Première publication en août 2017 (Seuil - Cadre rouge)

Un homme qui lit en vaut deux

Voici l’occasion de connaître Edmond Charlot, compagnon de route d’Albert Camus, Jules Roy, Jean Giono, Frédéric Jacques Temple et de bien d’autres écrivains célèbres. Comme Camus, Charlot a comme professeur de philosophie au lycée d’Alger Jean Grenier, véritable accoucheur de talents, qui raconte au lieu d’enseigner et accompagne les pensées de ses élèves en les poussant le plus loin possible dans leur réflexion.

A travers cette exofiction, nous revoyons sa librairie, «Les vraies richesses» et nous revivons son parcours en Algérie et à Paris. Il finira sa vie à Pézenas dans l’Hérault. Ce courageux débutant tente sa chance en 1935 à 21 ans comme imprimeur-éditeur à Alger, sur les conseils de monsieur Grenier. Son grand-père, autodidacte très cultivé, lui offre une édition des Croix de feu dédicacée par Roland Dorgelès ; son père, représentant chez Hachette, le fournit en ouvrages.

Grâce à ce récit et aux écrits imaginés du carnet de bord d’Edmond Charlot (fondés sur des sources très détaillées), le lecteur découvre des anecdotes fortes sur l’univers des éditeurs, des imprimeurs, sur la période terrible de l’après-guerre, quand Charlot crée une annexe de ses éditions à Paris et que le papier manque cruellement, sans parler des coups bas des éditeurs parisiens qu’il concurrence sérieusement.

Par un subterfuge astucieux, Kahouter Adimi fait alterner les époques : entre les extraits du journal de Charlot, l’histoire douloureuse de l’Algérie annexée par la France depuis 1830, les soubresauts violents de l’histoire franco-algérienne et le présent immédiat, elle nous dresse un tableau subtil qui aide à comprendre un pays, une ville, son quotidien, et la difficulté de vivre ensemble pour les deux communautés.

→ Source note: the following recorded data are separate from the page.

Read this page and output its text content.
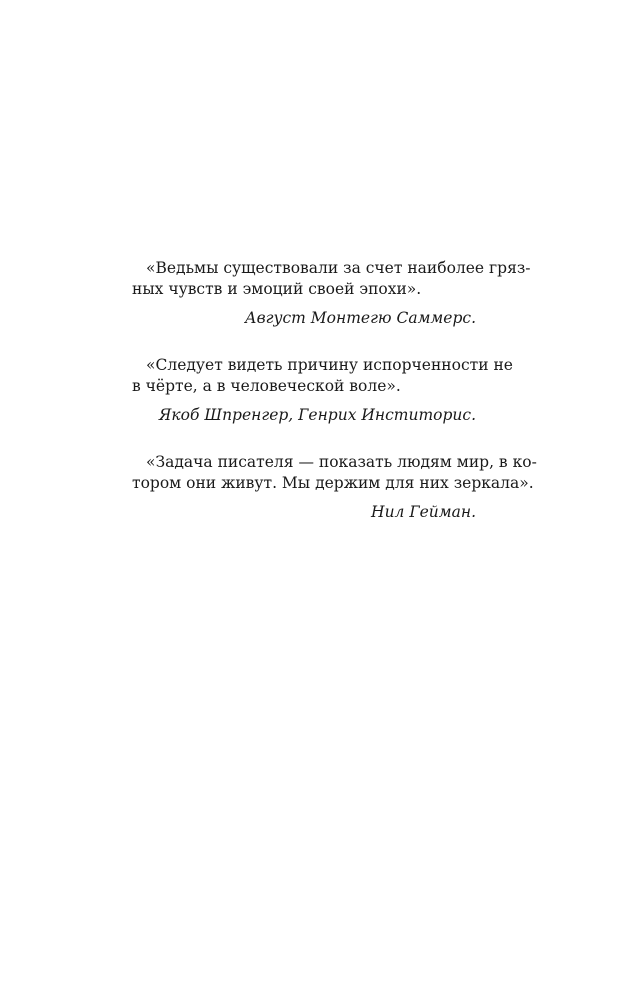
«Ведьмы существовали за счет наиболее гряз-
ных чувств и эмоций своей эпохи».
Август Монтегю Саммерс.
«Следует видеть причину испорченности не
в чёрте, а в человеческой воле».
Якоб Шпренгер, Генрих Инститорис.
«Задача писателя — показать людям мир, в ко-
тором они живут. Мы держим для них зеркала».
Нил Гейман.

Les regards de trois hommes font revivre cette minuscule librairie dans une ruelle d’Alger : Edmond Charlot a voulu partager sa passion pour les livres ; au fil du temps, la librairie devient une bibliothèque de prêt et Abdallah, le nouveau maître des lieux, en gardien du temple, protège les livres ; enfin en 2017, Ryad, le jeune étudiant, investit les lieux pour tout vider et débarrasser. «Mon engagement doit être absolu. C’est ainsi que je conçois mon travail. L’écrivain doit écrire, l’éditeur doit donner vie aux livres. Je ne vois pas de limite à cette conception. La littérature est trop importante pour ne pas y consacrer tout mon temps».

Une chronique du temps qui passe, peuplé des fantômes de grands écrivains, porteur de la blessure causée par l’indépendance de l’Algérie et le départ des Français. C’est aussi un récit sur la transmission et l’apprentissage. L’écriture est moderne, solaire, précise ; d’une plume légère, Kahouter Adimi guide le lecteur dans Alger et dans cette librairie. Un joli conte empli d'humour, de poésie et de fantaisie, brossant un portrait émouvant de ce «passeur de livres», pionnier et homme d’exception dans une période peu propice aux artistes, le portrait aussi d’Alger, cité héliotrope. Comme le rêve d’une communauté artistique et littéraire ouverte et pacifique, et l'espoir de réunir les deux rives de la Méditerranée.